The backlash started after H&M stated that they won’t buy cotton from Xinjiang because of human rights violations in the area. In response, some of China’s biggest online retailers took the company’s products off their website.
Then, H&M’s physical locations were scrubbed—they don’t show up on major ride-hailing apps or map services. Their smartphone app has been removed from app stores.
Other companies are also in the line of fire after expressing concerns, including Nike, Adidas, Burberry, Uniqlo, and Lacoste.
Crazy stat: The autonomous region of Xinjiang is almost twice the land area of the United States.
Turning this into a story, what if the technology existed that could remove people’s memories of whatever has been canceled?
The main character is a jazz club owner who insulted the country’s leader. He wakes up the next day and finds his jazz club closed, his accounts frozen. Returning home, someone’s already removing his belongings.

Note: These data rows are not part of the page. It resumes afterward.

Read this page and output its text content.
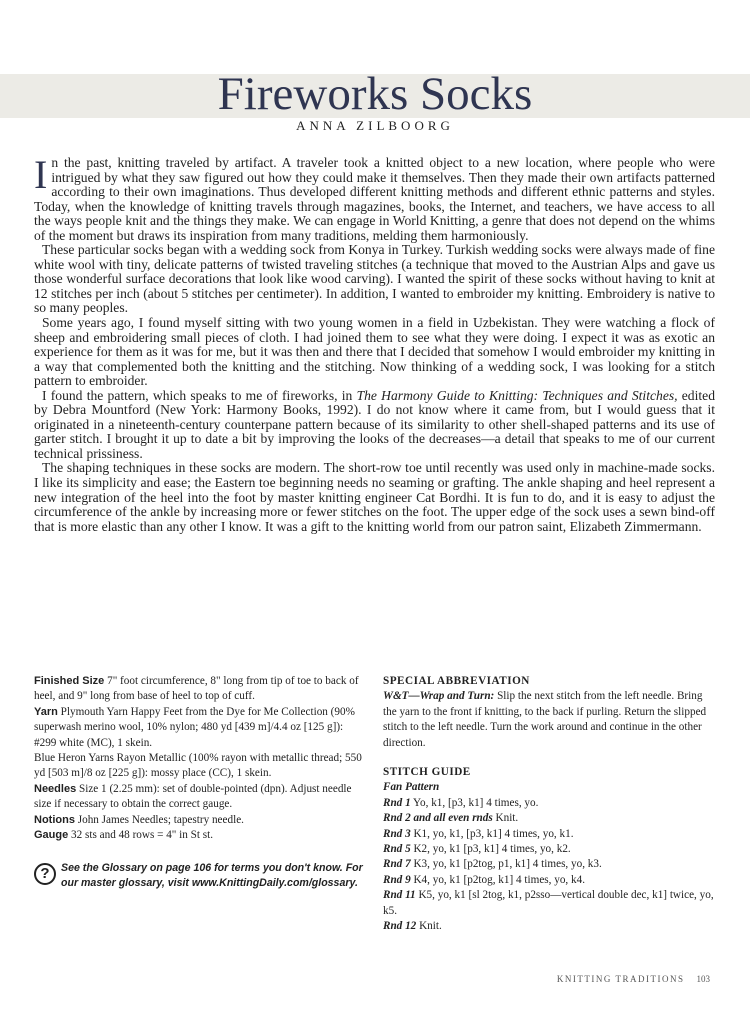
Fireworks Socks
ANNA ZILBOORG

In the past, knitting traveled by artifact. A traveler took a knitted object to a new location, where people who were intrigued by what they saw figured out how they could make it themselves. Then they made their own artifacts patterned according to their own imaginations. Thus developed different knitting methods and different ethnic patterns and styles. Today, when the knowledge of knitting travels through magazines, books, the Internet, and teachers, we have access to all the ways people knit and the things they make. We can engage in World Knitting, a genre that does not depend on the whims of the moment but draws its inspiration from many traditions, melding them harmoniously.

These particular socks began with a wedding sock from Konya in Turkey. Turkish wedding socks were always made of fine white wool with tiny, delicate patterns of twisted traveling stitches (a technique that moved to the Austrian Alps and gave us those wonderful surface decorations that look like wood carving). I wanted the spirit of these socks without having to knit at 12 stitches per inch (about 5 stitches per centimeter). In addition, I wanted to embroider my knitting. Embroidery is native to so many peoples.

Some years ago, I found myself sitting with two young women in a field in Uzbekistan. They were watching a flock of sheep and embroidering small pieces of cloth. I had joined them to see what they were doing. I expect it was as exotic an experience for them as it was for me, but it was then and there that I decided that somehow I would embroider my knitting in a way that complemented both the knitting and the stitching. Now thinking of a wedding sock, I was looking for a stitch pattern to embroider.

I found the pattern, which speaks to me of fireworks, in The Harmony Guide to Knitting: Techniques and Stitches, edited by Debra Mountford (New York: Harmony Books, 1992). I do not know where it came from, but I would guess that it originated in a nineteenth-century counterpane pattern because of its similarity to other shell-shaped patterns and its use of garter stitch. I brought it up to date a bit by improving the looks of the decreases—a detail that speaks to me of our current technical prissiness.

The shaping techniques in these socks are modern. The short-row toe until recently was used only in machine-made socks. I like its simplicity and ease; the Eastern toe beginning needs no seaming or grafting. The ankle shaping and heel represent a new integration of the heel into the foot by master knitting engineer Cat Bordhi. It is fun to do, and it is easy to adjust the circumference of the ankle by increasing more or fewer stitches on the foot. The upper edge of the sock uses a sewn bind-off that is more elastic than any other I know. It was a gift to the knitting world from our patron saint, Elizabeth Zimmermann.

Finished Size 7" foot circumference, 8" long from tip of toe to back of heel, and 9" long from base of heel to top of cuff.

Yarn Plymouth Yarn Happy Feet from the Dye for Me Collection (90% superwash merino wool, 10% nylon; 480 yd [439 m]/4.4 oz [125 g]): #299 white (MC), 1 skein.

Blue Heron Yarns Rayon Metallic (100% rayon with metallic thread; 550 yd [503 m]/8 oz [225 g]): mossy place (CC), 1 skein.

Needles Size 1 (2.25 mm): set of double-pointed (dpn). Adjust needle size if necessary to obtain the correct gauge.

Notions John James Needles; tapestry needle.

Gauge 32 sts and 48 rows = 4" in St st.

?	See the Glossary on page 106 for terms you don't know. For our master glossary, visit www.KnittingDaily.com/glossary.

SPECIAL ABBREVIATION

W&T—Wrap and Turn: Slip the next stitch from the left needle. Bring the yarn to the front if knitting, to the back if purling. Return the slipped stitch to the left needle. Turn the work around and continue in the other direction.

STITCH GUIDE

Fan Pattern

Rnd 1 Yo, k1, [p3, k1] 4 times, yo.

Rnd 2 and all even rnds Knit.

Rnd 3 K1, yo, k1, [p3, k1] 4 times, yo, k1.

Rnd 5 K2, yo, k1 [p3, k1] 4 times, yo, k2.

Rnd 7 K3, yo, k1 [p2tog, p1, k1] 4 times, yo, k3.

Rnd 9 K4, yo, k1 [p2tog, k1] 4 times, yo, k4.

Rnd 11 K5, yo, k1 [sl 2tog, k1, p2sso—vertical double dec, k1] twice, yo, k5.

Rnd 12 Knit.

KNITTING TRADITIONS 103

He tries going to the authorities, but there’s no record of his existence. His friends don’t remember him. When his wife sees him, nothing registers.
Searching for the last remnants of the life he once had, the erased man goes to the bed and breakfast in the country where he proposed to his wife. Amazingly, the owner, a kind old man, recognizes him.
Over time, the man finds out there are others at the bed and breakfast who were erased, that the owner is the last person who remembers them too. He meets and falls in love with a young woman from the town. Without a past, he’s free to be who he wants, adopting a personality that feels more authentic than his previous life’s.
As the story unfolds, the man finds out the woman was erased as well, came to the bed and breakfast, and started a life in the nearby town to be near the one person who knew who she was in her previous life. In fact, the entire town is made up of people who share a similar background.
His world is turned upside down when the country’s leader walks into the bed and breakfast, apologetic about closing the jazz club and wanting it reopened.
The man tries going back to his former life, with his former wife and assets, but finds that he misses who he was in the small town outside the bed and breakfast. He throws water in the leader’s face, gets canceled once more, and returns, only to find out that the woman has returned to her own former life.
The second book would center around the man setting up his life adjacent to the woman. He succeeds in getting her erased again, hopeful she’ll return to his side, but she ends up leaving him.
The third book would find the erased man meeting the country’s former leader, who’s now been erased.
Throw this all into a futuristic setting, with advanced technology for the erasures.